Olympic enthusiasts, not only will this book make a pleasant change from following news on Beijing medal hopes, London's dubious Olympic legacy and building sites but it will restore your faith in Olympic spirit and the capacity of countries to fall out over officials' decisions. Oh yes, then as now, the Olympics caused international controversy.
Bringing the Games to London with just 2 years preparation, is presented as a feat of derring-do by one proper English toff, Lord Desborough, who cut a dashing figure fencing in the Athenian Olympics and was inspired by the Olympic spirit of amateur sportsmanship. The Franco-British exhibition was in the offing back home and Desborough hooked up with Imre Karalfy, the master of spectacle who created the ‘White City’ for it (on today’s modern BBC site) and it became the Olympic venue.
The Games were vastly smaller back in those days with far fewer countries participating and fewer events, some of which are no longer contested, such as the standing high and long jumps and bicycle polo.
Reassuringly, even then the organisers were beset with problems. The weather was very bad when the Games began, ticket prices were too high and the British public didn’t seem too bothered about the Games.
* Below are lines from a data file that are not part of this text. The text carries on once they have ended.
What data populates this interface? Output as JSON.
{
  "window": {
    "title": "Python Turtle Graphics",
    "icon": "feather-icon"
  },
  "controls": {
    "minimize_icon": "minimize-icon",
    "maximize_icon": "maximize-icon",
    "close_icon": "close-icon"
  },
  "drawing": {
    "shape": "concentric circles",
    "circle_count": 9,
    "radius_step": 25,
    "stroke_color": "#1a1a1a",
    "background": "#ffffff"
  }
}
One magazine reported that “the chief thing that will be remembered in connection with the Olympic Games of 1908 after they are over will be that are over”.
As for controversy, Team America didn’t like the English tug of war team - a bunch of policemen - pulling in their old police boots (NB the Americans were trounced). Neither did they like the way their best runners were pitted against each other in heats (by the luck of the draw). Britain’s reputation for fair play was severely knocked by the outraged US press. There was even furore about which country actually won overall, as a scoring system had not been jointly agreed.
The highlight was the now legendary Marathon run from Windsor Castle back to White City (the first time it was 26 miles 385 yards so the young princes could see, allegedly). Sir Arthur Conan Doyle, a Games enthusiast, reported on the event as updates were telephoned to the expectant stadium. It was a dramatic race with many dropping out and many changes of lead. The final stretch was legendary though, with a plucky Italian - Dorando Pietri - staggering into the Stadium only to collapse just short of the finishing line. He was helped across the line by stewards, with an American coming in 2nd. But of course, there was uproar and the Italian’s win was then revoked in favour of the US athlete. But of course, Britain loves an underdog and the Italian was universally acclaimed as a symbol of man’s struggle and spirit and became a minor celebrity for a time, even meeting the Queen who presented him with a special cup (for trying?)
In the lead up to the £93bn beast of 2012 this book tells the story of a very traditionally British Games, from another time, where the plucky underdog is venerated far more than the rigorously trained and prepared (American) athlete. Complete with charming photos, anecdotes and press reports this is a gentle, accessible and interesting read.
The First London Olympics 1908 by Rebecca Jenkins is published on 26 June by Piatkus, priced £16.99.